Positive Thigmotaxis means to gain comfort from touch. This is big part of how our snakes make themselves feel safe. In the wild hiding in a tight dark hole where a majority of their body is in contact with the structure helps them know they are safe from attack. If their body is touching the walls of their hide on all sides they can rest easy knowing they are protected.
Offering your snake the appropriate sized hide is one of the most powerful things you can do for their mental/emotional state. This is particularly helpful for animals with behavioral problems, but we believe it should be offered to every animal whether they are scared or not. They can use it if they want to which gives them some control over their own vulnerability.
We find that here at Snake Haus ALMOST every snake uses their hide when sleeping. That makes sense because good sound sleep requires a solid feeling of safety. But make sure your hides are the right size. Ideally they should be the same size as the snake when coiled. I don’t upgrade hide box size until the snake is so squeezed into it that they pop the lid off or crack the sides. Once that happens you know they can be comfortable in a slightly large hide.

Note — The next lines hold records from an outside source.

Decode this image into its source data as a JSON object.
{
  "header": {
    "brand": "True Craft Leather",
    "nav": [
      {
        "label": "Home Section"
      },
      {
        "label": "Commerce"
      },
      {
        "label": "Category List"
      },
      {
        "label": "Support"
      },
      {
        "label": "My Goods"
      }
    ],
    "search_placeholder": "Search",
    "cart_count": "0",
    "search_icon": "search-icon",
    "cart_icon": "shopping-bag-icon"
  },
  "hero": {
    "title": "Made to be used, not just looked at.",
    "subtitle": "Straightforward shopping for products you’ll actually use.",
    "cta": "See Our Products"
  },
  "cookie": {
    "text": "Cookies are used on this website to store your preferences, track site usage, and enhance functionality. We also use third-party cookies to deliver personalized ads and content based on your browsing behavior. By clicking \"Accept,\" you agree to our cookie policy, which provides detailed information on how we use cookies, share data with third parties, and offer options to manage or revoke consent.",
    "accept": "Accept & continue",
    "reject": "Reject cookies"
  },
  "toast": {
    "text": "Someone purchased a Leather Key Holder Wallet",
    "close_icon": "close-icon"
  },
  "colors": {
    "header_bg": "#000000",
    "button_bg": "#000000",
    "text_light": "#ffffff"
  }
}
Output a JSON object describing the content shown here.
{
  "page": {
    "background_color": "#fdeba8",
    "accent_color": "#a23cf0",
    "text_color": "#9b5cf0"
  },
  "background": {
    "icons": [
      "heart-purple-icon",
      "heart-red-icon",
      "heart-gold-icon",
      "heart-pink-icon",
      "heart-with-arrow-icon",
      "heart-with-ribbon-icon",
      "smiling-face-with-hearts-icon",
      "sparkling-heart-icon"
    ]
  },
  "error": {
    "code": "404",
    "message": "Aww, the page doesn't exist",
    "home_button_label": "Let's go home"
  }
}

Here are some photos of our happy sleepy snakes in their hides this morning. I love going in to say good morning and seeing them poke their noses out to greet me! Shhhhh! It’s ok guys, go back to sleep.
Hides also help with handling and training:
These hides allow me to pull even the most scared, or shy, snake out of its enclosure and move it around with minimal stress. You can see me working with two large retics here in this way. When you open the enclosure you can use your hook to gently encourage them to go back into their hide where they feel safe. Then simply pull the hide out with them in it. Most snakes will choose to stay inside their hide where they feel safe while you do whatever it is you need to do. If you need to also handle the snake the hide box lets you slowly and gently get them accustomed to your touch and ready to come out of hiding.
The first video shows me getting Lore into his new enclosure today – I used his hide from the old enclosure to move him from the house to the python room in the basement. This technique of using the hides to keep them calm has been vital for working with Lore and Realm who are only one generation away from wild.
The second video shows how I get Lilith out of her enclosure. She is super duper food motivated so asking her to go back in her hide before taking her out keeps her very calm and easy to handle.